# Arizona Coyote Hunt help... North VS South



## HatrickSwayze (Feb 21, 2014)

Hey all... new the the forum..

Have a question for mainly the AZ guys...

Its warming up, we got 4 dogs last weekend and placed first in this tourney down in Tucson but all the other teams came up real short...

I have never hunted up in northern AZ. My question is, when it starts heating up, do the dogs stay active up north? Also how far north? What landscape is ideal up there?

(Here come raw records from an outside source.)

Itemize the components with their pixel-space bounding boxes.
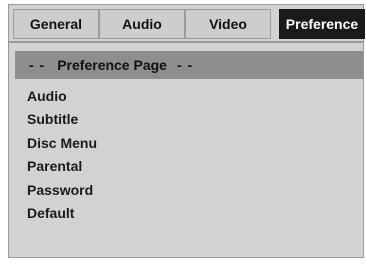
page-header: - - Preference Page - -	[15, 51, 363, 79]
header-prefix: - -	[29, 57, 46, 73]
menu-item-subtitle[interactable]: Subtitle	[27, 108, 97, 131]
tab-audio[interactable]: Audio	[99, 9, 185, 39]
header-suffix: - -	[176, 57, 194, 73]
menu-item-audio[interactable]: Audio	[27, 85, 97, 108]
page-title: Preference Page	[57, 57, 167, 73]
tab-preference[interactable]: Preference	[279, 9, 365, 39]
setup-menu: General Audio Video Preference - - Prefe…	[8, 4, 365, 258]
menu-item-disc-menu[interactable]: Disc Menu	[27, 132, 97, 155]
tab-bar: General Audio Video Preference	[9, 5, 365, 41]
tab-divider	[9, 41, 363, 43]
tab-video[interactable]: Video	[185, 9, 271, 39]
menu-item-password[interactable]: Password	[27, 179, 97, 202]
tab-general[interactable]: General	[13, 9, 99, 39]
preference-menu-list: Audio Subtitle Disc Menu Parental Passwo…	[27, 85, 97, 225]
menu-item-default[interactable]: Default	[27, 202, 97, 225]
menu-item-parental[interactable]: Parental	[27, 155, 97, 178]
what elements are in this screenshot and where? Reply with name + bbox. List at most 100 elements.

Thanks fellas... Nice site you got here..


----------



## youngdon (Mar 10, 2010)

Welcome to the forum HatrickSwayze.

The coyotes still laze around in the day up north where I hunt.


----------



## hassell (Feb 9, 2010)

Welcome to PT., enjoy the site.


----------



## azpredatorhunter (Jul 24, 2012)

Welcome to PT... Prairiewolf can awnser that better than I can... Not many people are bringing in numbers like the good o'l days. There are more predator hunters now days, most coyotes have heard "rabbit 101" from a fox-pro, etc.. More coyotes live in the urban areas than in the desert. I have heard that years ago teams would bring in 20+ coyotes, 2-3 bobcats, gray fox and 1-2 Mt. Lions. Things have changed... Coyotes have too...


----------



## 220swift (Mar 2, 2011)

Welcome to the PT forum HatrickSwayze, good luck.


----------



## prairiewolf (Feb 19, 2012)

In my opinion the, the spring and late summer months are some of the best calling up here on the Rim. You just have to change your calling a little.


----------